Là-dessus, la splendeur de l’hiver et toute sa puissance, elle est aujourd’hui, elle est ici et maintenant. Cet hiver cru, sec, « frette ». -25°C au thermomètre, environ -45°C perçu sur la peau si on y enlève le soupçon de chaleur que vient insidieusement subtiliser le noroît. Dimanche, 20h, l’heure où le monde s’arrête, l’heure où on se blottit sur le canapé, sous la couette ou devant le foyer. L’heure où deux joyeux lurons, attirés par le mystère du froid, tentent une expérience hautement scientifique :

« Combien de temps faut-il pour geler en une glace un thé fraîchement infusé?!? »

Ledit thé s’est prêté au jeu sans trop rechigner. Habits de circonstances et frontale ont complété l’attirail habituel dans cette épopée nous menant au pied de la croix St-Anne, à Chicoutimi-Nord. Belvédère au point de vue imprenable sur Chicoutimi qui nous dévoile sa plus belle robe sous les étoiles, point le plus élevé (et sans doute le plus froid!) du secteur. Le site idéal pour cette pause surréelle.

Protégée du vent par le socle de granit du monument, l’eau a tôt fait de bouillir tandis que nous découvrons et apprécions les lieux. Quiétude et violence s’y côtoient agréablement, entre la poésie de ce centre-ville figé se déployant à l’est et la brutalité de la bourrasque qui dévale le Saguenay depuis l’ouest. 5 minutes de plus sont nécessaires à l’infusion du breuvage, et l’opération « congélation » débute…

Pendant que nous nous empressons de boire une tasse qui tiédit à vue d’œil, deux gobelets d’étain remplis de thé bouillant ornent la base de la croix.

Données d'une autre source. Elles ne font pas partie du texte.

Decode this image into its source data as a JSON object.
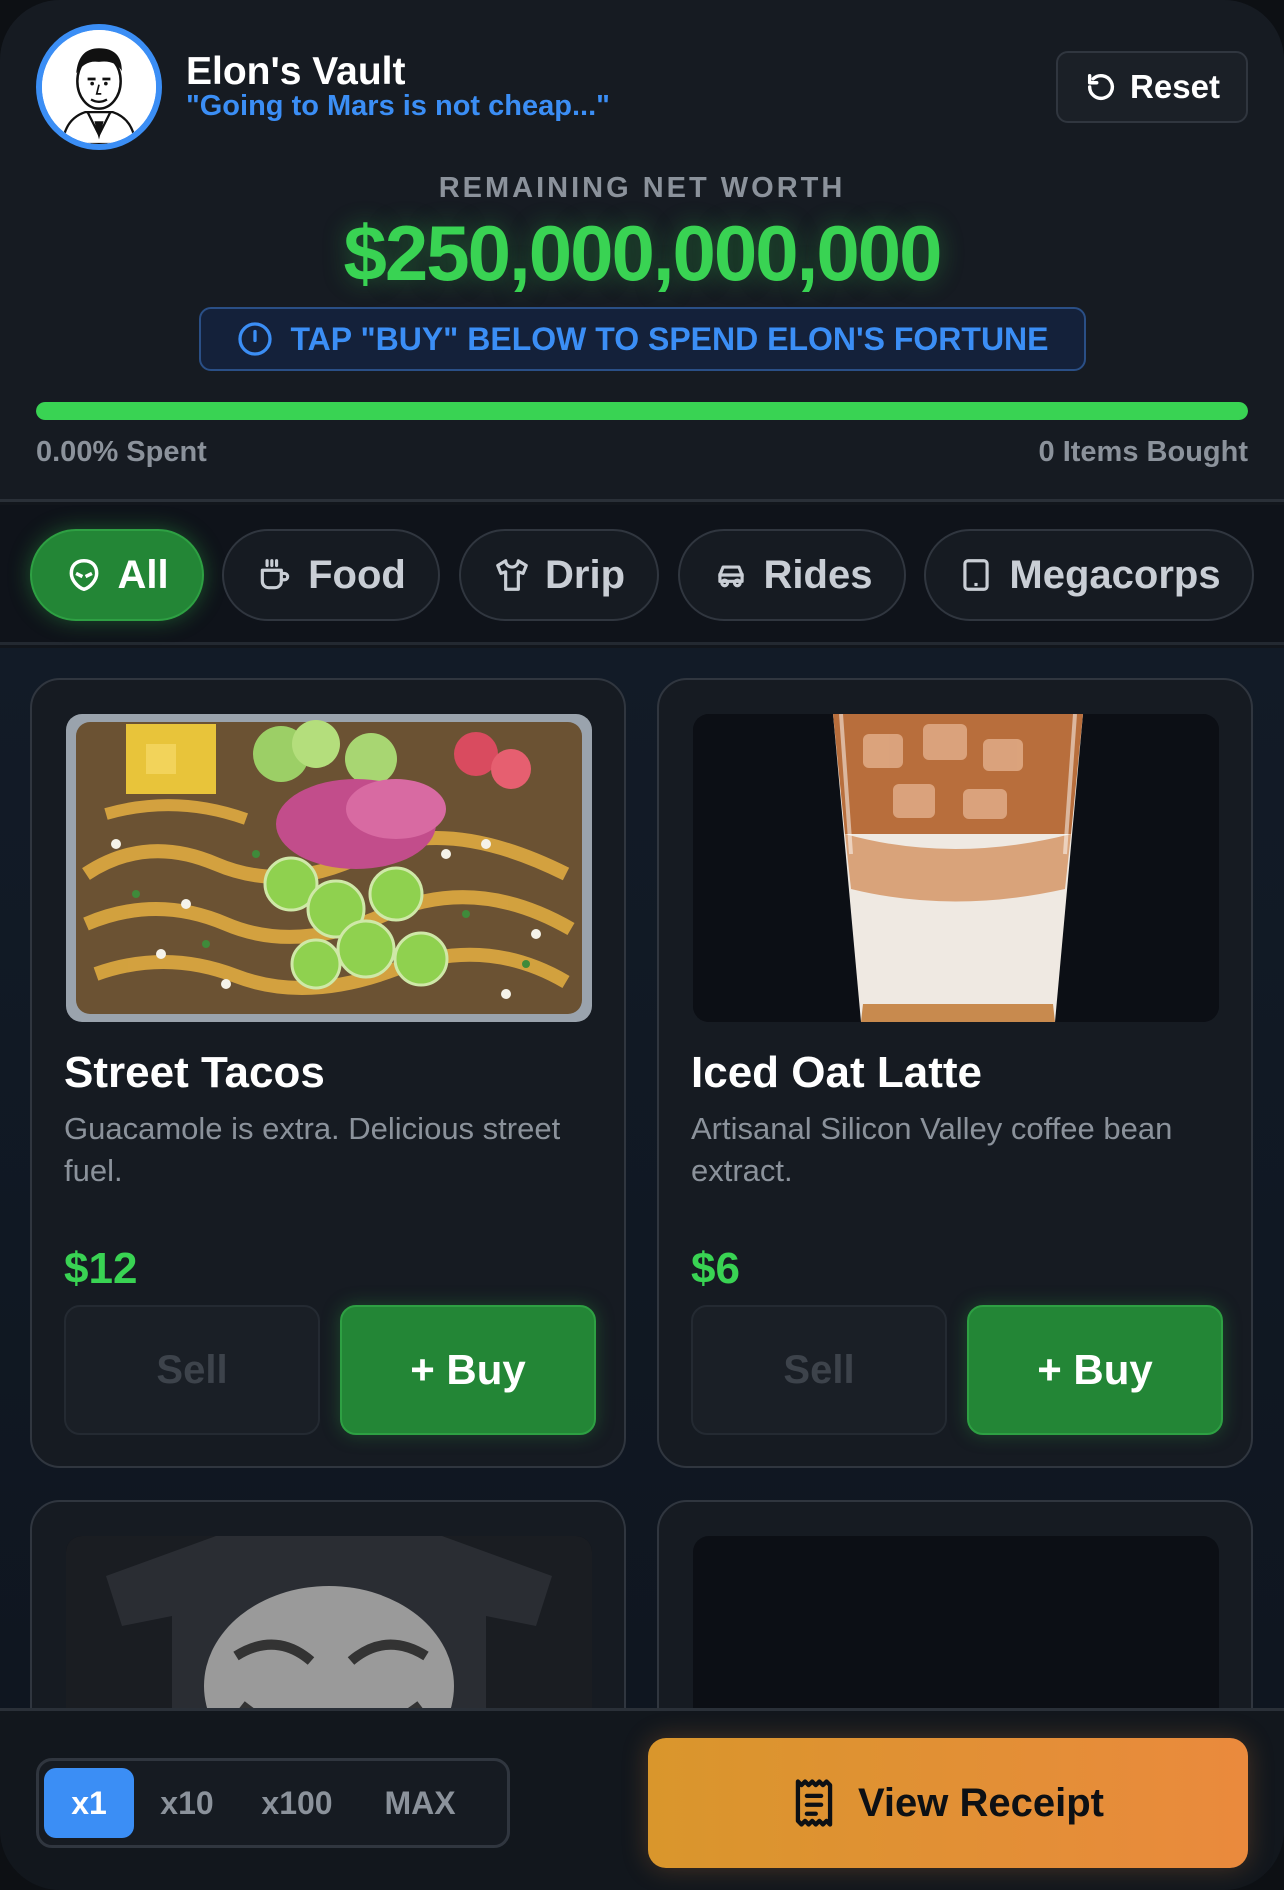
{
  "header": {
    "title": "Elon's Vault",
    "quote": "\"Going to Mars is not cheap...\"",
    "reset_label": "Reset",
    "net_worth_label": "REMAINING NET WORTH",
    "net_worth_value": "$250,000,000,000",
    "tap_hint": "TAP \"BUY\" BELOW TO SPEND ELON'S FORTUNE",
    "progress_remaining_fraction": 1.0,
    "spent_text": "0.00% Spent",
    "items_text": "0 Items Bought",
    "accent_color": "#3b8ef5",
    "money_color": "#39d353"
  },
  "tabs": [
    {
      "label": "All",
      "icon": "alien-icon",
      "active": true
    },
    {
      "label": "Food",
      "icon": "coffee-cup-icon",
      "active": false
    },
    {
      "label": "Drip",
      "icon": "tshirt-icon",
      "active": false
    },
    {
      "label": "Rides",
      "icon": "car-icon",
      "active": false
    },
    {
      "label": "Megacorps",
      "icon": "tablet-icon",
      "active": false
    }
  ],
  "products": [
    {
      "name": "Street Tacos",
      "description": "Guacamole is extra. Delicious street fuel.",
      "price": "$12",
      "sell_label": "Sell",
      "buy_label": "+ Buy",
      "image": "street-tacos-image"
    },
    {
      "name": "Iced Oat Latte",
      "description": "Artisanal Silicon Valley coffee bean extract.",
      "price": "$6",
      "sell_label": "Sell",
      "buy_label": "+ Buy",
      "image": "iced-latte-image"
    },
    {
      "image": "troll-face-tshirt-image"
    },
    {
      "image": "product-image-placeholder"
    }
  ],
  "bottom": {
    "multipliers": [
      {
        "label": "x1",
        "active": true
      },
      {
        "label": "x10",
        "active": false
      },
      {
        "label": "x100",
        "active": false
      },
      {
        "label": "MAX",
        "active": false
      }
    ],
    "receipt_label": "View Receipt",
    "receipt_icon": "receipt-icon"
  }
}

Exposés à la convection de cette fraîche soirée de janvier, ils ne mettront qu’une douzaine de minutes à chuter de plus de 110°C, passant du point d’ébullition à une masse gelée…

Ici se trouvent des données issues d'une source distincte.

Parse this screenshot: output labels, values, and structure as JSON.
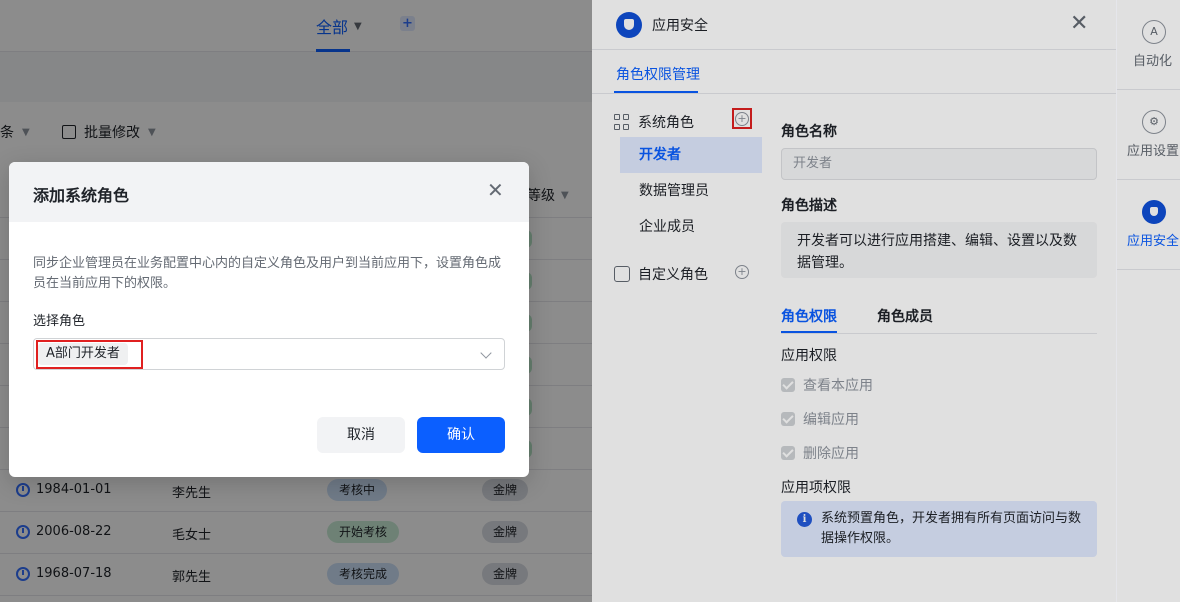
{
  "background": {
    "tab_all_label": "全部",
    "toolbar_left_label": "条",
    "batch_edit_label": "批量修改",
    "level_header": "等级",
    "rows": [
      {
        "date": "1984-01-01",
        "name": "李先生",
        "status": "考核中",
        "level": "金牌"
      },
      {
        "date": "2006-08-22",
        "name": "毛女士",
        "status": "开始考核",
        "level": "金牌"
      },
      {
        "date": "1968-07-18",
        "name": "郭先生",
        "status": "考核完成",
        "level": "金牌"
      }
    ]
  },
  "panel": {
    "title": "应用安全",
    "tab_label": "角色权限管理",
    "system_roles_label": "系统角色",
    "custom_roles_label": "自定义角色",
    "role_items": [
      "开发者",
      "数据管理员",
      "企业成员"
    ],
    "role_name_label": "角色名称",
    "role_name_value": "开发者",
    "role_desc_label": "角色描述",
    "role_desc_value": "开发者可以进行应用搭建、编辑、设置以及数据管理。",
    "tab_permissions": "角色权限",
    "tab_members": "角色成员",
    "app_permissions_label": "应用权限",
    "permissions": [
      "查看本应用",
      "编辑应用",
      "删除应用"
    ],
    "item_permissions_label": "应用项权限",
    "info_text": "系统预置角色，开发者拥有所有页面访问与数据操作权限。"
  },
  "rail": {
    "items": [
      {
        "label": "自动化",
        "icon": "automation-icon"
      },
      {
        "label": "应用设置",
        "icon": "settings-icon"
      },
      {
        "label": "应用安全",
        "icon": "shield-icon"
      }
    ]
  },
  "modal": {
    "title": "添加系统角色",
    "description": "同步企业管理员在业务配置中心内的自定义角色及用户到当前应用下，设置角色成员在当前应用下的权限。",
    "select_label": "选择角色",
    "selected_role": "A部门开发者",
    "cancel_label": "取消",
    "confirm_label": "确认"
  },
  "colors": {
    "primary": "#0b5fff",
    "highlight_border": "#e02020"
  }
}
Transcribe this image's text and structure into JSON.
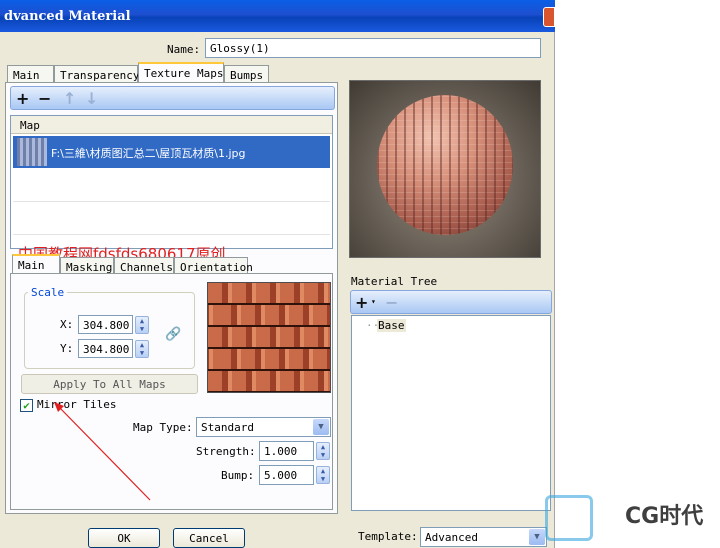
{
  "window": {
    "title": "dvanced Material"
  },
  "name_field": {
    "label": "Name:",
    "value": "Glossy(1)"
  },
  "main_tabs": [
    "Main",
    "Transparency",
    "Texture Maps",
    "Bumps"
  ],
  "maps_list": {
    "column_header": "Map",
    "row_path": "F:\\三維\\材质图汇总二\\屋顶瓦材质\\1.jpg"
  },
  "overlay_text": "中国教程网fdsfds680617原创",
  "sub_tabs": [
    "Main",
    "Masking",
    "Channels",
    "Orientation"
  ],
  "scale": {
    "legend": "Scale",
    "x_label": "X:",
    "x_value": "304.800",
    "y_label": "Y:",
    "y_value": "304.800"
  },
  "apply_button": "Apply To All Maps",
  "mirror_tiles": {
    "label": "Mirror Tiles",
    "checked": true
  },
  "map_type": {
    "label": "Map Type:",
    "value": "Standard"
  },
  "strength": {
    "label": "Strength:",
    "value": "1.000"
  },
  "bump": {
    "label": "Bump:",
    "value": "5.000"
  },
  "material_tree": {
    "title": "Material Tree",
    "item": "Base"
  },
  "template": {
    "label": "Template:",
    "value": "Advanced"
  },
  "buttons": {
    "ok": "OK",
    "cancel": "Cancel"
  },
  "watermark_logo": {
    "text": "CG时代"
  },
  "colors": {
    "title_bar": "#0a5fe6",
    "selection": "#316ac5",
    "accent_tab": "#ffc83c",
    "annotation_red": "#e02020"
  },
  "icons": [
    "add-icon",
    "remove-icon",
    "arrow-up-icon",
    "arrow-down-icon",
    "link-icon",
    "close-icon",
    "checkmark-icon",
    "chevron-down-icon"
  ]
}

Et nous voilà hébétés, surpris par l’efficacité et la rapidité de notre procédé de congélation… On devait s’arrêter, avoir le temps de prendre le temps, attendre que ça gêle! Tant pis. Cette pause que nous attendions, réfugiés sous le vent, pendant que s’envolait la chaleur du thé, nous la prenons, peu importe.

Après tout, l’hiver n’est-il pas beaucoup mieux que l’été?!? Il est toujours possible d’ajouter un ou deux vêtements qui nous permettront d’affronter la froidure. Il est beaucoup plus difficile d’enlever des vêtements d’un corps nu lorsqu’on subit la moiteur estivale. Voilà pourquoi je préfère les extremums de janvier à ceux de juillet! Et je ne parle même pas des mouches…

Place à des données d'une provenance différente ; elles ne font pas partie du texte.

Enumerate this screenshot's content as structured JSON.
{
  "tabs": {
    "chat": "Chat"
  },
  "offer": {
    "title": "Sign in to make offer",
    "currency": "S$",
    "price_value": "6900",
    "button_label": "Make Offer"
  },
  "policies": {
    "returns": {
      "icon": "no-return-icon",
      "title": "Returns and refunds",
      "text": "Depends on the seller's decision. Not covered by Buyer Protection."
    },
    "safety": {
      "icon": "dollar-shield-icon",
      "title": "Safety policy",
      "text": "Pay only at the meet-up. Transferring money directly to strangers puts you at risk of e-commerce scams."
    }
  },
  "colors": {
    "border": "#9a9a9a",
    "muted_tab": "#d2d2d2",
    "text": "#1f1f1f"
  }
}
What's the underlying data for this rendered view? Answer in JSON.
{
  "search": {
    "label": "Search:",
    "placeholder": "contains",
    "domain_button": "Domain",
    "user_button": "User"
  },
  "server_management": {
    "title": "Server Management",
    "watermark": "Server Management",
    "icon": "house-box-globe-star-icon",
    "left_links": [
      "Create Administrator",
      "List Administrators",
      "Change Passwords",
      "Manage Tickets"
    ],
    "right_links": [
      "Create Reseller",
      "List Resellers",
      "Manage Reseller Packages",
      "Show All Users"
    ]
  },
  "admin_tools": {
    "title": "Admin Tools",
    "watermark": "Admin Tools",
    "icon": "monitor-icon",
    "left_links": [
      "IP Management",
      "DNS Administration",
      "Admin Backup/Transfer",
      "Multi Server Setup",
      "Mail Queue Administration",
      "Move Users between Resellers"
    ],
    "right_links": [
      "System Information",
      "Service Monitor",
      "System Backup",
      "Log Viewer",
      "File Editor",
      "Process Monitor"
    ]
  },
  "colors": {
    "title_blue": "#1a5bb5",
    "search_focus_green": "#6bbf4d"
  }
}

Et pourtant, sommes-nous seuls à vouloir apprécier cette période où la nature repousse nos limites, nous approchant un peu plus du pôle? La voisine envie sa belle-sœur qui ne vit plus que pour son prochain voyage au Mexique - la chanceuse! - tandis que la radio enchaîne les succès « caliente » d’Enrique Iglesias, dans un déni total de ce qui fait de nous ce que nous sommes.

« Mon pays, ce n’est pas un pays, c’est l’hiver »

Le refus global de 1948 était cru, critique. De la société qui y est décrite aura émergé le Québec d’aujourd’hui, plus libre, plus grand, plus fort. Il demeure pourtant, enraciné au plus creux de notre âme collective, un autre refus global, social qui mine notre société comme un mal intemporel et qui lui n’a pas bougé d’un iota : L’HIVER. Sinistre. Imperturbable. Implacable. L’ennemi hostile, à abattre. Pourtant. Il était ici bien avant nous. Et réchauffement climatique ou pas, il fera encore -30°C le 23 janvier 2146.

Moi-même choqué par l’arrivée de la saison fraîche, nostalgique de l’hémisphère sud où je m’étais réfugié il y a un an, j’ai eu la chance de comprendre les burkinabés qui n’arriveront jamais à s’y faire… Il m’aura ainsi fallu quelques semaines pour me réapproprier l’hiver, réapprendre mon pays. Troquant tour à tour mes espadrilles pour des bottillons, puis des Sorel, remplaçant le veston BCBG par une doudoune dont la beauté est inversement proportionnelle à l’isolation thermique, j’annonce aujourd’hui que j’ai retrouvé mon hiver. Et je l’aime. Voilà.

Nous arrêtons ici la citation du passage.